De la même manière, les casinos des villes d’eaux bénéficiaient d’une tolérance administrative depuis l’adoption du décret napoléonien du 24 juin 1806, tolérance que le Conseil d’Etat jugea illégale dans son arrêt du 7 juin 1902 Commune de Néris-les-Bains. Il s’agissait donc pour les parlementaires de remédier à cette situation : « Certains puristes pourront critiquer le projet, lit-on dans le rapport du député Marcel Régnier, s’attaquer au jeu lui-même et demander sa disparition totale. L’expérience et la raison indiquent qu’il ne faut guère compter sur une pareille réforme. Bien souvent elle a été tentée et toujours la passion du jeu l’a emporté. Mais chaque fois l’interdiction a profité aux tripots, aux escrocs et aux filous au détriment des joueurs honnêtes. Mieux vaut donc (…) essayer par une sage réglementation de canaliser le jeu (et) de le surveiller » 847 .

Mais parallèlement à ce premier constat, qui intéresse directement l’ordre public, le vote de chacune de ces deux lois répond à une situation de crise et s’inscrit dans un contexte d’urgence économique et financière. Les représentants de la nation constatent en effet que l’économie du cheval et celle des villes d’eaux dépendent directement du produit de l’exploitation des jeux : « Si le pari mutuel est indispensable aux courses, le jeu l’est aux villes d’eaux » 848 . Concernant les casinos, les pouvoirs publics ne sont pas tout à fait étrangers à cette situation car c’est bien dans le décret du 24 juin 1806 qu’il faut voir l’acte de naissance de cette interaction entre produit des jeux et économie des villes d’eaux. En revanche, en matière de courses de chevaux, cette situation est le résultat d’une évolution qui s’est faite indépendamment de la volonté du pouvoir. Quoiqu’il en soit, les promoteurs de ces deux lois ne manquent pas d’arguments lorsqu’il s’agit de convaincre les chambres de l’intérêt vital que représenterait, dans un cas comme dans l’autre, l’autorisation du jeu.

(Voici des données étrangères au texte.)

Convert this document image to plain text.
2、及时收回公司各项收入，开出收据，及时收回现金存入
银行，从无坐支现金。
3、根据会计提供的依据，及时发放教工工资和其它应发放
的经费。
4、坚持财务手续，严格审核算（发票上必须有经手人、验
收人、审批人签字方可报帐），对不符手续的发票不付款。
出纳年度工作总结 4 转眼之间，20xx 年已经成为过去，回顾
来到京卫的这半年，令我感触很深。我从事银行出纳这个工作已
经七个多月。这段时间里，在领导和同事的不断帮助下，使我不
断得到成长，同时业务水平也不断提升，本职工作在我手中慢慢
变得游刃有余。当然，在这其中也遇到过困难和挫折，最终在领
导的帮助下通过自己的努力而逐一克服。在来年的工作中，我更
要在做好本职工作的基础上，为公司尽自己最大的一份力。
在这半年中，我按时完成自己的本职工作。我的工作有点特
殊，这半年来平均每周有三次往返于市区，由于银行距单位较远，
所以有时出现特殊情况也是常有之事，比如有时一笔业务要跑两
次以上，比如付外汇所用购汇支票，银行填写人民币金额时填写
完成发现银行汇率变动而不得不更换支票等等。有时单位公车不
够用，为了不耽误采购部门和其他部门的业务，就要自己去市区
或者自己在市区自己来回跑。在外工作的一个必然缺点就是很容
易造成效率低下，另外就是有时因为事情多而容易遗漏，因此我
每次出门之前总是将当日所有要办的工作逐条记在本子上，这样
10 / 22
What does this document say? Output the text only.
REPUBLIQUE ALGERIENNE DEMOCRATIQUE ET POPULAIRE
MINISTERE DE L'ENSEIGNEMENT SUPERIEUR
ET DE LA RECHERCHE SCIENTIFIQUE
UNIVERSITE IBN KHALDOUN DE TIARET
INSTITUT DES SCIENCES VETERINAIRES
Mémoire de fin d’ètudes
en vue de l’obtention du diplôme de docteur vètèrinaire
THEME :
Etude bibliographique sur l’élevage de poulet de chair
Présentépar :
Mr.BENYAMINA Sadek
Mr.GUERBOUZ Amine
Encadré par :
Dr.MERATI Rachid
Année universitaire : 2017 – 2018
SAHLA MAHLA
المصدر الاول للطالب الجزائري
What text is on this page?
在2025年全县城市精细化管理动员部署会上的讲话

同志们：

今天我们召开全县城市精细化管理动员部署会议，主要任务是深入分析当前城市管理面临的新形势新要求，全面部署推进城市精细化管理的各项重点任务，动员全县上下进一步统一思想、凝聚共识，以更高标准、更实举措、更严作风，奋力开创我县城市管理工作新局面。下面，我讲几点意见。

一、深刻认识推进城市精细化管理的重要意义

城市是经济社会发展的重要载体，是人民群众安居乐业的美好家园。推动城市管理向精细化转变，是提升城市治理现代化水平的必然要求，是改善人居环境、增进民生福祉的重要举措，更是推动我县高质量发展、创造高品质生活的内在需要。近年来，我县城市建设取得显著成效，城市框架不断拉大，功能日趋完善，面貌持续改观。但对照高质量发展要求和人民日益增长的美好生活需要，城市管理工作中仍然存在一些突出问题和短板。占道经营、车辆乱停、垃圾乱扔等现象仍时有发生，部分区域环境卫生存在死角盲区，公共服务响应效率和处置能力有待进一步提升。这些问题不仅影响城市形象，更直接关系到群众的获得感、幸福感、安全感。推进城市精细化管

C’est particulièrement vrai en matière de courses de chevaux où, derrière la prospérité de l’industrie du cheval, c’est la sécurité nationale qui, d’après le rapport fait au nom de la commission de la Chambre des députés, est en cause : « Il est expérimentalement démontré que l’institution des courses ne peut prospérer sans qu’indirectement le pari ne vienne lui fournir un de ses principaux éléments de recettes. Il est également démontré que l’institution des courses est un des plus sûrs moyens d’améliorer la race chevaline, et plus spécialement le cheval de guerre toujours en quantité insuffisante pour les besoins de la défense nationale. Personne, en effet, n’oserait affirmer que l’attrait du spectacle serait suffisant pour faire vivre les courses, pour procurer aux sociétés ces larges ressources qu’elles distribuent en prix aux producteurs des meilleurs étalons de pur sang et de demi-sang. Si à l’attrait du spectacle ne se joint pas celui du pari, les hippodromes seront vite déserts ; l’expérience actuelle le prouve surabondamment (…). Aussi est-ce avec anxiété que les yeux se tournent vers le Parlement. La Chambre (…) prendra-t-elle la responsabilité d’arrêter le développement de l’institution des courses, et du même coup de frapper l’élevage, de détruire la richesse hippique et de compromettre la sécurité nationale ? » 849 .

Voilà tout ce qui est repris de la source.